Editorial: Instead of Meghan Markle invigorating the royal family, it drove her to thoughts of suicide

Prince Harry and Meghan, Oprah Winfrey
Prince Harry and Meghan, the Duke and Duchess of Sussex, speak with Oprah Winfrey in the two-hour prime-time CBS special "Oprah with Meghan and Harry." (Joe Pugliese / Harpo Productions / CBS)

Prince Harry and his wife, Meghan Markle, the Duke and Duchess of Sussex, painted a deeply disturbing picture of their life inside the British royal family before they left it all to live here in Southern California. In an interview with Oprah Winfrey — their neighbor in Montecito — that aired Sunday night, Markle talked about racism, loneliness, a dictatorial palace staff, savage treatment by the tabloid press, and feelings of such deep despair that she didn't want to live anymore.

“That was a clear and real and frightening, constant thought,” Markle, now expecting a baby girl, told Winfrey. But when she went to the “institution” — as she called the advisors and staff who run the business of the working royal family — to say she “needed to go somewhere to get help … I was told I couldn’t, that it wouldn’t be good for the institution.”

The couple’s most troubling statement was that someone in the royal family discussed with Harry, during the biracial Markle’s first pregnancy, concerns over “how dark his skin might be when he's born.” Harry refused to identify the person, but he told Winfrey after the interview that it was neither Queen Elizabeth II nor Prince Philip, his grandparents. As of Monday afternoon, the palace had not responded.
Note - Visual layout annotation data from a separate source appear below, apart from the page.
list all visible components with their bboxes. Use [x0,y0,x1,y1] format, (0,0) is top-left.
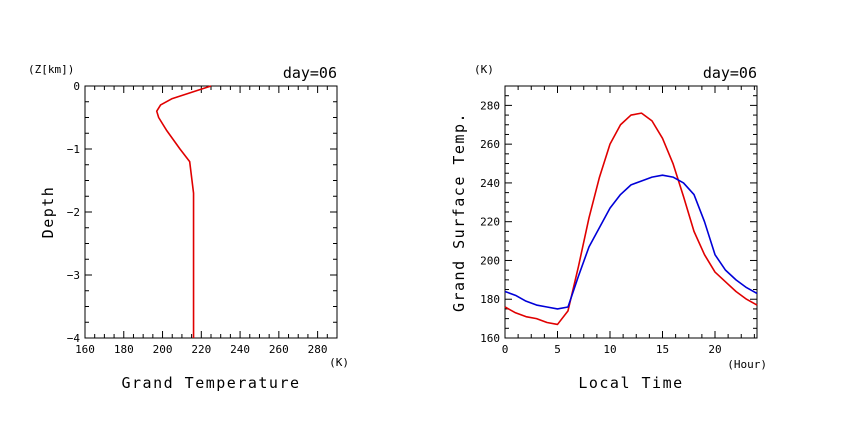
surface-temp-chart-title: day=06 [703,64,757,82]
depth-x-tick-label: 160 [75,343,95,356]
depth-y-axis-label: Depth [39,186,57,239]
surface-temp-y-tick-label: 200 [480,254,500,267]
surface-temp-y-axis-label: Grand Surface Temp. [450,112,468,312]
surface-temp-x-axis-label: Local Time [578,374,683,392]
depth-y-tick-label: −3 [67,269,80,282]
surface-temp-series-line-blue [504,174,758,310]
surface-temp-x-tick-label: 20 [708,343,721,356]
surface-temp-y-unit: (K) [474,63,494,76]
surface-temp-x-unit: (Hour) [727,358,767,371]
depth-y-tick-label: −2 [67,206,80,219]
surface-temp-chart: day=06 (K) (Hour) Local Time Grand Surfa… [450,63,767,392]
depth-axis-ticks: 160 180 200 220 240 260 280 0 −1 −2 −3 −4 [67,80,338,356]
depth-y-tick-label: −1 [67,143,80,156]
depth-x-tick-label: 200 [153,343,173,356]
depth-series-line-red [155,85,212,338]
depth-y-tick-label: 0 [73,80,80,93]
depth-y-tick-label: −4 [67,332,81,345]
surface-temp-x-tick-label: 5 [554,343,561,356]
depth-x-unit: (K) [329,356,349,369]
surface-temp-plot-frame [504,85,758,339]
surface-temp-y-tick-label: 280 [480,99,500,112]
surface-temp-series-line-red [504,112,758,326]
surface-temp-y-tick-label: 260 [480,138,500,151]
surface-temp-x-tick-label: 10 [603,343,616,356]
depth-x-tick-label: 180 [114,343,134,356]
surface-temp-y-tick-label: 160 [480,332,500,345]
depth-profile-chart: day=06 (Z[km]) (K) Grand Temperature Dep… [28,63,349,392]
depth-chart-title: day=06 [283,64,337,82]
depth-series-group [155,85,212,338]
depth-x-tick-label: 240 [230,343,250,356]
depth-x-axis-label: Grand Temperature [121,374,300,392]
depth-x-tick-label: 220 [191,343,211,356]
surface-temp-y-tick-label: 180 [480,293,500,306]
surface-temp-x-tick-label: 0 [502,343,509,356]
depth-x-tick-label: 260 [269,343,289,356]
depth-y-unit: (Z[km]) [28,63,74,76]
surface-temp-series-group [504,112,758,326]
depth-plot-frame [84,85,338,339]
surface-temp-x-tick-label: 15 [656,343,669,356]
depth-x-tick-label: 280 [308,343,328,356]
surface-temp-y-tick-label: 220 [480,216,500,229]
surface-temp-axis-ticks: 0 5 10 15 20 160 180 200 220 240 260 280 [480,85,757,356]
surface-temp-y-tick-label: 240 [480,177,500,190]
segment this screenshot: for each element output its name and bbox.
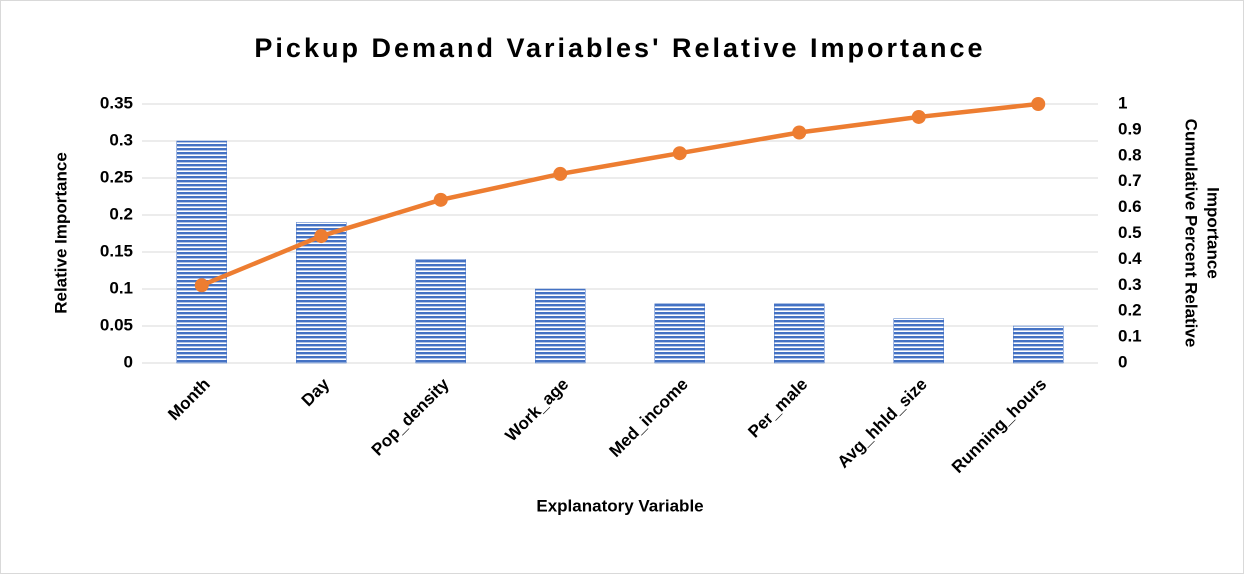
line-marker: [792, 125, 807, 140]
bar: [1013, 325, 1064, 364]
x-axis-title: Explanatory Variable: [536, 496, 703, 515]
line-marker: [672, 146, 687, 161]
bar: [535, 288, 586, 364]
y2-tick-label: 0.2: [1118, 301, 1142, 320]
y-tick-label: 0.1: [109, 278, 133, 297]
y2-tick-label: 0: [1118, 352, 1127, 371]
y-axis-title: Relative Importance: [51, 152, 70, 314]
y-tick-label: 0: [124, 352, 133, 371]
y-tick-label: 0.25: [100, 167, 133, 186]
line-marker: [314, 229, 329, 244]
bar: [176, 140, 227, 364]
y2-tick-label: 0.6: [1118, 197, 1142, 216]
line-marker: [433, 192, 448, 207]
y-tick-label: 0.15: [100, 241, 133, 260]
y2-axis-title: Importance: [1204, 187, 1223, 279]
y2-axis-title: Cumulative Percent Relative: [1182, 119, 1201, 348]
chart-title: Pickup Demand Variables' Relative Import…: [254, 33, 985, 63]
y2-tick-label: 0.3: [1118, 275, 1142, 294]
y2-tick-label: 0.9: [1118, 119, 1142, 138]
bar: [654, 303, 705, 364]
line-marker: [1031, 97, 1046, 111]
y-tick-label: 0.3: [109, 130, 133, 149]
y2-tick-label: 1: [1118, 93, 1127, 112]
line-marker: [553, 166, 568, 181]
bar: [893, 318, 944, 364]
y2-tick-label: 0.1: [1118, 327, 1142, 346]
y2-tick-label: 0.5: [1118, 223, 1142, 242]
y2-tick-label: 0.4: [1118, 249, 1142, 268]
bar: [774, 303, 825, 364]
y2-tick-label: 0.7: [1118, 171, 1142, 190]
line-marker: [911, 109, 926, 124]
y2-tick-label: 0.8: [1118, 145, 1142, 164]
bar: [296, 222, 347, 364]
line: [200, 101, 1039, 288]
y-tick-label: 0.05: [100, 315, 133, 334]
y-tick-label: 0.35: [100, 93, 133, 112]
line-marker: [194, 278, 209, 293]
y-tick-label: 0.2: [109, 204, 133, 223]
bar: [415, 259, 466, 364]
No matter what you make of the interview, it is stunning how quickly Meghan Markle went from being a successful, independent Black woman who captivated Prince Harry and the rest of Britain to being pilloried in the tabloids for transgressions ranging from allegedly being imperious with her personal staff to cradling her baby bump too much when she was pregnant with her first child, Archie.

The woman who was poised to breathe new life into a hidebound British royal family — whose members seemed eager to be rebooted by her presence — instead felt so dissed and dismissed by the family and its courtiers that she and Harry withdrew from royal duties and fled to the U.S.

The British royal family has its obsessive fans; 17 million people watched the show in just the U.S. But for years, the family has been a target of fierce critics who see it as nothing more than a drain on British public funds. At its best, it serves as a public relations tool for the country. But when Harry tells Winfrey that he had felt “trapped in the system,” then family members have some work to do if they still want to be seen as worthy of support.

How unfortunate the monarchy and its aides did not realize that Markle could have made the royal family more relevant in a multiethnic world.